Struck Manuel F, Ewens Sebastian, Schummer Wolfram, Busch Thilo, Bernhard Michael, Fakler Johannes K M, Stumpp Patrick, Stehr Sebastian N, Josten Christoph, Wrigge Hermann
1 Department of Anaesthesiology and Intensive Care Medicine, University Hospital Leipzig, Leipzig, Germany.
2 Department of Diagnostic and Interventional Radiology, University Hospital Leipzig, Leipzig, Germany.
J Vasc Access. 2018 Sep;19(5):461-466. doi: 10.1177/1129729818758998. Epub 2018 Mar 12.
Central venous catheter insertion for acute trauma resuscitation may be associated with mechanical complications, but studies on the exact central venous catheter tip positions are not available. The goal of the study was to analyze central venous catheter tip positions using routine emergency computed tomography.
Consecutive acute multiple trauma patients requiring large-bore thoracocervical central venous catheters in the resuscitation room of a university hospital were enrolled retrospectively from 2010 to 2015. Patients who received a routine emergency chest computed tomography were analyzed regarding central venous catheter tip position. The central venous catheter tip position was defined as correct if the catheter tip was placed less than 1 cm inside the right atrium relative to the cavoatrial junction, and the simultaneous angle of the central venous catheter tip compared with the lateral border of the superior vena cava was below 40°.
During the 6-year study period, 97 patients were analyzed for the central venous catheter tip position in computed tomography. Malpositions were observed in 29 patients (29.9%). Patients with malpositioned central venous catheters presented with a higher rate of shock (systolic blood pressure <90 mmHg) at admission (58.6% vs 33.8%, p = 0.023) and a higher mean injury severity score (38.5 ± 15.7 vs 31.6 ± 11.8, p = 0.041) compared with patients with correctly positioned central venous catheter tips. Logistic regression revealed injury severity score as a significant predictor for central venous catheter malposition (odds ratio = 1.039, 95% confidence interval = 1.005-1.074, p = 0.024).
Multiple trauma patients who underwent emergency central venous catheter placement by experienced anesthetists presented with considerable tip malposition in computed tomography, which was significantly associated with a higher injury severity.
用于急性创伤复苏的中心静脉导管插入术可能会伴有机械并发症,但关于中心静脉导管确切尖端位置的研究尚不可得。本研究的目的是使用常规急诊计算机断层扫描分析中心静脉导管的尖端位置。

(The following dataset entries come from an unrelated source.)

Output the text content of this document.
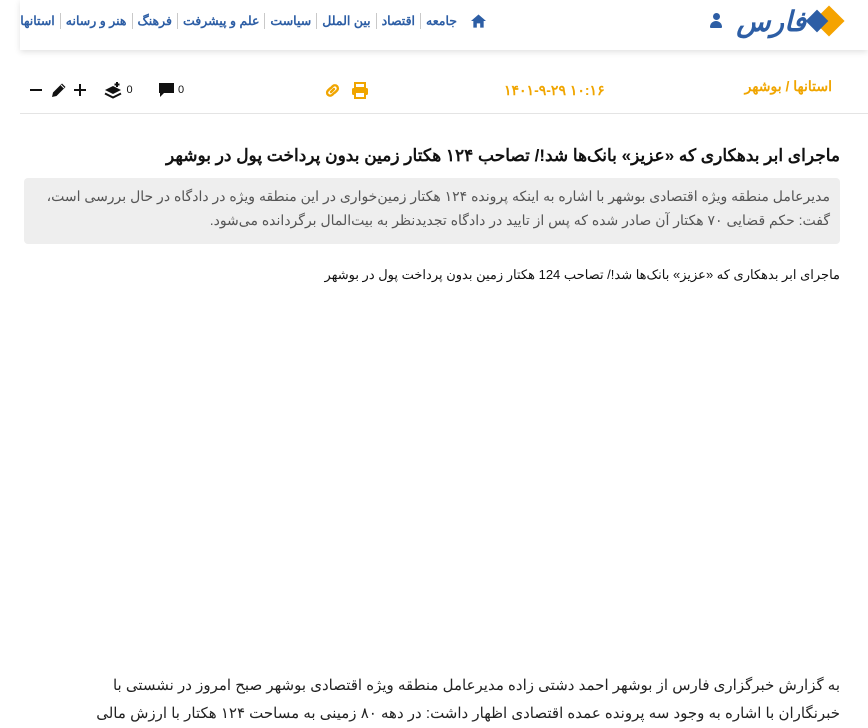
فارس
جامعه
اقتصاد
بین الملل
سیاست
علم و پیشرفت
فرهنگ
هنر و رسانه
استانها
استانها / بوشهر
۱۴۰۱-۹-۲۹ ۱۰:۱۶
0
0
ماجرای ابر بدهکاری که «عزیز» بانک‌ها شد!/ تصاحب ۱۲۴ هکتار زمین بدون پرداخت پول در بوشهر
مدیرعامل منطقه ویژه اقتصادی بوشهر با اشاره به اینکه پرونده ۱۲۴ هکتار زمین‌خواری در این منطقه ویژه در دادگاه در حال بررسی است، گفت: حکم قضایی ۷۰ هکتار آن صادر شده که پس از تایید در دادگاه تجدیدنظر به بیت‌المال برگردانده می‌شود.
ماجرای ابر بدهکاری که «عزیز» بانک‌ها شد!/ تصاحب 124 هکتار زمین بدون پرداخت پول در بوشهر
به گزارش خبرگزاری فارس از بوشهر احمد دشتی زاده مدیرعامل منطقه ویژه اقتصادی بوشهر صبح امروز در نشستی با
خبرنگاران با اشاره به وجود سه پرونده عمده اقتصادی اظهار داشت: در دهه ۸۰ زمینی به مساحت ۱۲۴ هکتار با ارزش مالی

回顾性纳入2010年至2015年在一所大学医院复苏室需要大口径胸颈段中心静脉导管的连续急性多发伤患者。对接受常规急诊胸部计算机断层扫描的患者的中心静脉导管尖端位置进行分析。如果导管尖端相对于腔房交界处位于右心房内小于1厘米处,且中心静脉导管尖端与上腔静脉外侧边界的同时角度低于40°,则将中心静脉导管尖端位置定义为正确。
在6年的研究期间,对97例患者的计算机断层扫描中的中心静脉导管尖端位置进行了分析。29例患者(29.9%)出现位置不当。与中心静脉导管尖端位置正确的患者相比,中心静脉导管位置不当的患者入院时休克发生率更高(收缩压<90 mmHg)(58.6%对33.8%,p = 0.023),平均损伤严重程度评分更高(38.5±15.7对31.6±11.8,p = 0.041)。逻辑回归显示损伤严重程度评分是中心静脉导管位置不当的重要预测因素(优势比=1.039,95%置信区间=1.005 - 1.074,p = 0.024)。
由经验丰富的麻醉师进行急诊中心静脉导管置入的多发伤患者在计算机断层扫描中出现相当多的尖端位置不当情况,这与更高的损伤严重程度显著相关。